Proceedings of the
8th International Symposium on Geotechnical Safety and Risk (ISGSR)
14 – 16 December 2022, Newcastle, Australia
Editors: Jinsong Huang, D.V. Griffiths, Shui-Hua Jiang, Anna Giacomini, Richard Kelly
doi:10.3850/978-981-18-5182-7_05-013-cd

Regional Reliability Sensitivity Analysis Considering Spatial Variability of Soil

Xin Lin1, Xiaohui Tan1,a, Suozhu Fei1, Zhihao Sun1 and Jie Zhang2

1School of Resources and Environmental Engineering, Hefei University of Technology, Hefei 230009, China

tanxh@hfut.edu.cn

2Key Laboratory of Geotechnical and Underground Engineering of Ministry of Education and Department of Geotechnical Engineering, Tongji University, Shanghai 200092, China

ABSTRACT

The influence of spatial variability of soil on geotechnical engineering such as the ultimate bearing capacity of shallow foundation can be considered by reliability analysis based on random field theory. However, reliability analysis can only estimate the reliability index or failure probability of geo-structures, which cannot identify the important regions of random fields. Hence, a reliability sensitivity analysis method considering spatial variability of soil (called RSA-KL-FORM-x) is proposed in this study, which employs the Karhunen-Loève (KL) expansion method and the first-order reliability method (FORM) as the method of realizing random field and reliability analysis method, respectively. In the proposed RSA-KL-FORM-x, mean reliability sensitivity index (MRSI) and standard deviation reliability sensitivity index (SDRSI) are defined as functions of coordinates in random field domain, which means that the MRSI (or the SDRSI) with larger absolute values can be regarded as important regions.
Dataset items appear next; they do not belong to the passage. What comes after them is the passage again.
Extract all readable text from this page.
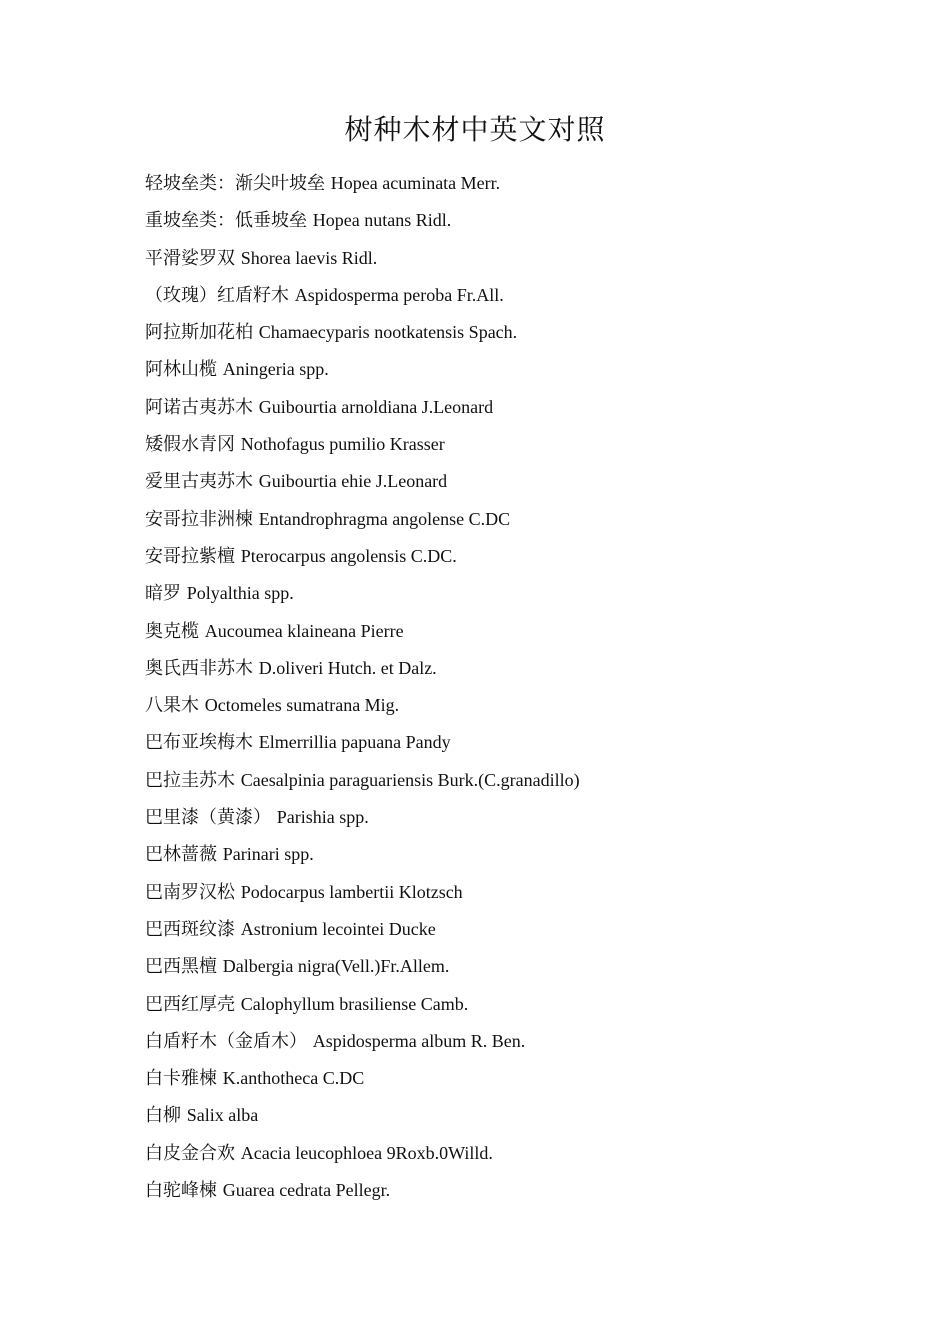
树种木材中英文对照
轻坡垒类：渐尖叶坡垒 Hopea acuminata Merr.
重坡垒类：低垂坡垒 Hopea nutans Ridl.
平滑娑罗双 Shorea laevis Ridl.
（玫瑰）红盾籽木 Aspidosperma peroba Fr.All.
阿拉斯加花柏 Chamaecyparis nootkatensis Spach.
阿林山榄 Aningeria spp.
阿诺古夷苏木 Guibourtia arnoldiana J.Leonard
矮假水青冈 Nothofagus pumilio Krasser
爱里古夷苏木 Guibourtia ehie J.Leonard
安哥拉非洲楝 Entandrophragma angolense C.DC
安哥拉紫檀 Pterocarpus angolensis C.DC.
暗罗 Polyalthia spp.
奥克榄 Aucoumea klaineana Pierre
奥氏西非苏木 D.oliveri Hutch. et Dalz.
八果木 Octomeles sumatrana Mig.
巴布亚埃梅木 Elmerrillia papuana Pandy
巴拉圭苏木 Caesalpinia paraguariensis Burk.(C.granadillo)
巴里漆（黄漆） Parishia spp.
巴林蔷薇 Parinari spp.
巴南罗汉松 Podocarpus lambertii Klotzsch
巴西斑纹漆 Astronium lecointei Ducke
巴西黑檀 Dalbergia nigra(Vell.)Fr.Allem.
巴西红厚壳 Calophyllum brasiliense Camb.
白盾籽木（金盾木） Aspidosperma album R. Ben.
白卡雅楝 K.anthotheca C.DC
白柳 Salix alba
白皮金合欢 Acacia leucophloea 9Roxb.0Willd.
白驼峰楝 Guarea cedrata Pellegr.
A shallow foundation with spatially various cohesion of soil is adopted to illustrate the process of the RSA-KL-FORM-x. The results show that the top part of the soil in contact with the shallow foundation is an important region to improve the reliability of the shallow foundation.

Keywords: Reliability analysis, Reliability sensitivity analysis, Random field, Shallow foundation.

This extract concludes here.